Aussi, dans ce genre de manifestations, et pour le gogo que je suis, on n’a qu’une seule envie , celle de repartir plus vite qu’on y est arrivé, c’est à dire…en courant !!!
Si la manifestation donne « à voir », on en ressort malheureusement frustré tant il semble que cet espace culturel reste hermétique dans ses buts, indéfini dans ses effets escomptés, et dissimulé dans son mode de fonctionnement et d’ organisation: foire du livre, salon du livre, supermarché du livre, exposition de livres, rendez-vous d’éditeurs, salon pour la rentrée littéraire, mezzanines pour écrivains en vue ou désireux de l’être, ou tout cela à la fois ??? Le visiteur lambda a beaucoup de mal à se situer dans cette imprécision du genre tant cette manifestation donne effectivement l’impression de se dérouler comme dans un espace-gigogne : l’espace commun, ouvert au commun des mortels en mal de découverte, lui donnant l’illusion d’une grande messe et d’une communion populaire dédiée à la « Lecture publique » malgré les prix dissuasifs pratiqués et l’hétérogénéité des offres d’une part, et d’autre part l’espace « stratégique »,plus confiné, plus restreint, réservé « aux initiés », « aux habitués », ceux dont les portables et les twiters ne cessent de crépiter pour leur permettre de se propulser aux quatre coins les plus courus et les plus fermés du salon pour bénéficier des occasions qui font les larrons!

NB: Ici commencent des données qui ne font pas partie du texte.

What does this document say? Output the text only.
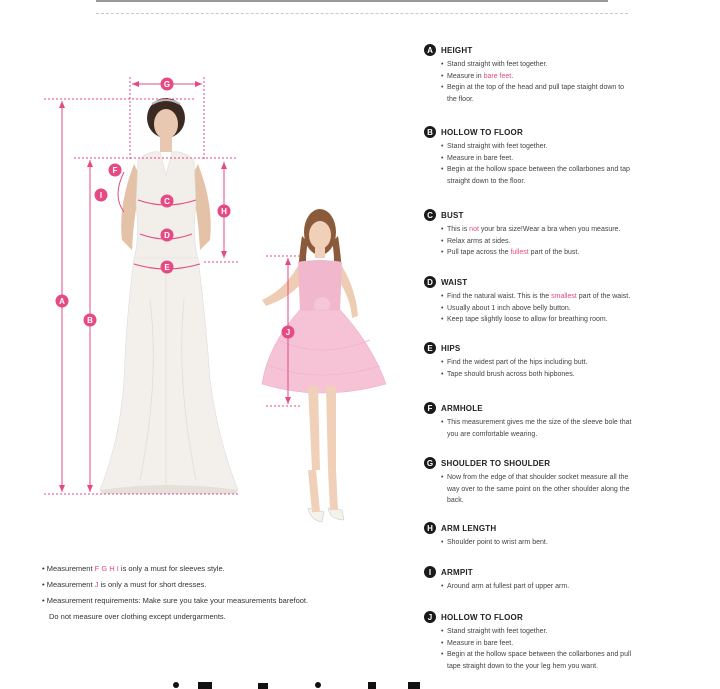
G
F
I
C
H
D
E
A
B
J
A	HEIGHT
• Stand straight with feet together.
• Measure in bare feet.
• Begin at the top of the head and pull tape staight down to
the floor.
B	HOLLOW TO FLOOR
• Stand straight with feet together.
• Measure in bare feet.
• Begin at the hollow space between the collarbones and tap
straight down to the floor.
C	BUST
• This is not your bra size!Wear a bra when you measure.
• Relax arms at sides.
• Pull tape across the fullest part of the bust.
D	WAIST
• Find the natural waist. This is the smallest part of the waist.
• Usually about 1 inch above belly button.
• Keep tape slightly loose to allow for breathing room.
E	HIPS
• Find the widest part of the hips including butt.
• Tape should brush across both hipbones.
F	ARMHOLE
• This measurement gives me the size of the sleeve bole that
you are comfortable wearing.
G SHOULDER TO SHOULDER
• Now from the edge of that shoulder socket measure all the
way over to the same point on the other shoulder along the
back.
H	ARM LENGTH
• Shoulder point to wrist arm bent.
I	ARMPIT
• Around arm at fullest part of upper arm.
J	HOLLOW TO FLOOR
• Stand straight with feet together.
• Measure in bare feet.
• Begin at the hollow space between the collarbones and pull
tape straight down to the your leg hem you want.

• Measurement F G H I is only a must for sleeves style.

• Measurement J is only a must for short dresses.

• Measurement requirements: Make sure you take your measurements barefoot.

Do not measure over clothing except undergarments.
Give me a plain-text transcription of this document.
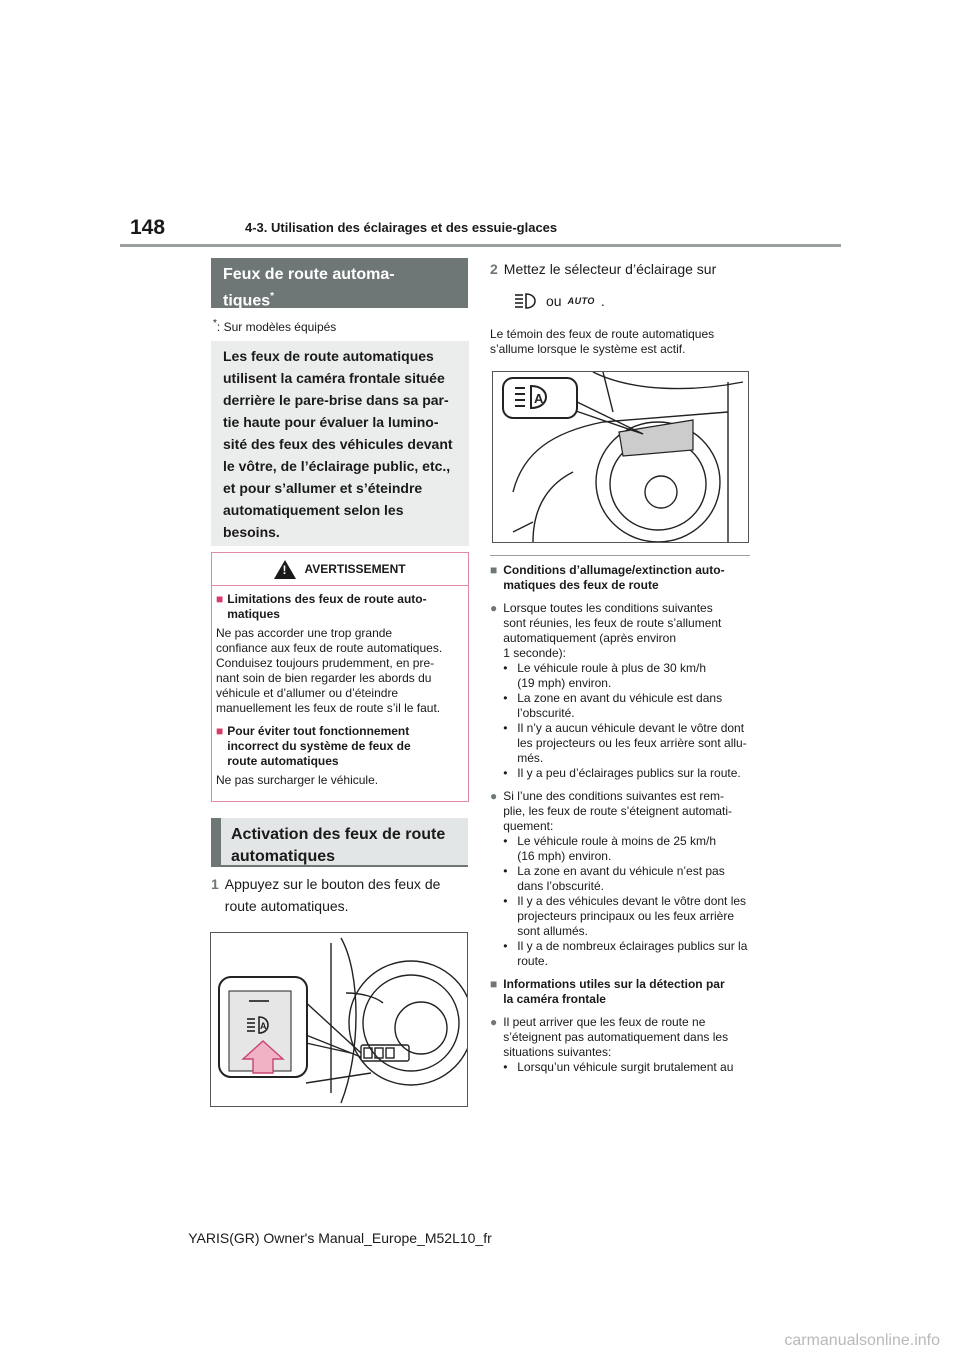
148	4-3. Utilisation des éclairages et des essuie-glaces
Feux de route automa-
tiques*
*: Sur modèles équipés
Les feux de route automatiques
utilisent la caméra frontale située
derrière le pare-brise dans sa par-
tie haute pour évaluer la lumino-
sité des feux des véhicules devant
le vôtre, de l’éclairage public, etc.,
et pour s’allumer et s’éteindre
automatiquement selon les
besoins.
!
AVERTISSEMENT
■ Limitations des feux de route auto-
matiques
Ne pas accorder une trop grande
confiance aux feux de route automatiques.
Conduisez toujours prudemment, en pre-
nant soin de bien regarder les abords du
véhicule et d’allumer ou d’éteindre
manuellement les feux de route s’il le faut.
■ Pour éviter tout fonctionnement
incorrect du système de feux de
route automatiques
Ne pas surcharger le véhicule.
Activation des feux de route
automatiques
1 Appuyez sur le bouton des feux de
route automatiques.
A
2 Mettez le sélecteur d’éclairage sur
ou AUTO .
Le témoin des feux de route automatiques
s’allume lorsque le système est actif.
A
■ Conditions d’allumage/extinction auto-
matiques des feux de route
● Lorsque toutes les conditions suivantes
sont réunies, les feux de route s’allument
automatiquement (après environ
1 seconde):
• Le véhicule roule à plus de 30 km/h
(19 mph) environ.
• La zone en avant du véhicule est dans
l’obscurité.
• Il n’y a aucun véhicule devant le vôtre dont
les projecteurs ou les feux arrière sont allu-
més.
• Il y a peu d’éclairages publics sur la route.
● Si l’une des conditions suivantes est rem-
plie, les feux de route s’éteignent automati-
quement:
• Le véhicule roule à moins de 25 km/h
(16 mph) environ.
• La zone en avant du véhicule n’est pas
dans l’obscurité.
• Il y a des véhicules devant le vôtre dont les
projecteurs principaux ou les feux arrière
sont allumés.
• Il y a de nombreux éclairages publics sur la
route.
■ Informations utiles sur la détection par
la caméra frontale
● Il peut arriver que les feux de route ne
s’éteignent pas automatiquement dans les
situations suivantes:
• Lorsqu’un véhicule surgit brutalement au
YARIS(GR) Owner's Manual_Europe_M52L10_fr
carmanualsonline.info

Ce qui abouti nécessairement comme vous l’avez constaté, à une fatale désertion des lieux de prestation des auteurs et écrivains ( la chaise vide, quoi!)malgré une circulation et un brouhaha intense dans tous les stands, et qui font au moins le bonheur de la statistique officielle.
Oui, cette manifestation tant attendue et pourtant si redoutée, donne l’impression d’une pochette surprise où l’on sait ce que l’on veut y voir, et où l’on n’est pas sûr de trouver ce que l’on y cherche, faute d’une politique claire du livre, d’une stratégie pour faciliter la lecture publique, d’une définition affichée des objectifs du salon qui, à force de vouloir trop (em)brasser large, finit par mal étreindre, parce qu’il se veut national, donc prétendant à être exhaustif, et fatalement gargantuesque, gigantesque, inefficace !!! Malgré cela, lorsque vous vous décidez à mettre la main à la poche pour acquérir un ouvrage convoité (Maïssa Bey,comme par exemple) sur lequel vous aurez « flashé », il vous sera répondu qu’il est tout bonnement épuisé, au bout de trois jours d’ouverture seulement du salon : succès littéraire, ou rupture d’un stock …insuffisant ? Allez savoir !
Y aura-t-il un bilan, un vrai, à la fin de cette manifestation qui s’achève pour en tirer les enseignements pour les futures éditions que nous espérons décentralisées, et permettre à tous un égal accès aux livres ? Quoique cet argument ne semble pas tenir la route si je puis dire, puisque nous avons vu des gens très motivés venir du fin fond de l’Algérie pour admirer et se bousculer avec force sachets remplis de dinars pour s’offrir de belles limousines et de moins belles voitures au salon de l’automobile qui succédera dans peu à celui du livre qui vient de s’achever !!!! Mais là, ce ne sont pas les mêmes livres…sterling.
Merci tout de même pour votre compte-rendu objectif et sans complaisance de cette énième édition du SILA.
Merci encore Mr Mohamed Senni pour le petit clin d’oeil au sujet du poète mystique Djellal Eddine Rûmi, dont j’ai retrouvé ces quelques vers et que je souhaiterais dédier à certains lecteurs qui se sont beaucoup épanchés ces derniers temps au sujet de « leur » ville natale ,et plus généralement sur ce thème dans la presse électronique. Puissent-ils ,peut-être, contribuer à apaiser leur spleen !

» Je viens de cette âme,
qui est à l’origine de toutes les âmes,
je suis de cette ville,
qui est la ville de ceux qui sont sans ville,
le chemin de cette ville n’a pas de fin,
va, perds tout ce que tu as,
c’est cela qui est le tout ».

(« Les quatrains » de Rûmi, sur l’expérience mystique)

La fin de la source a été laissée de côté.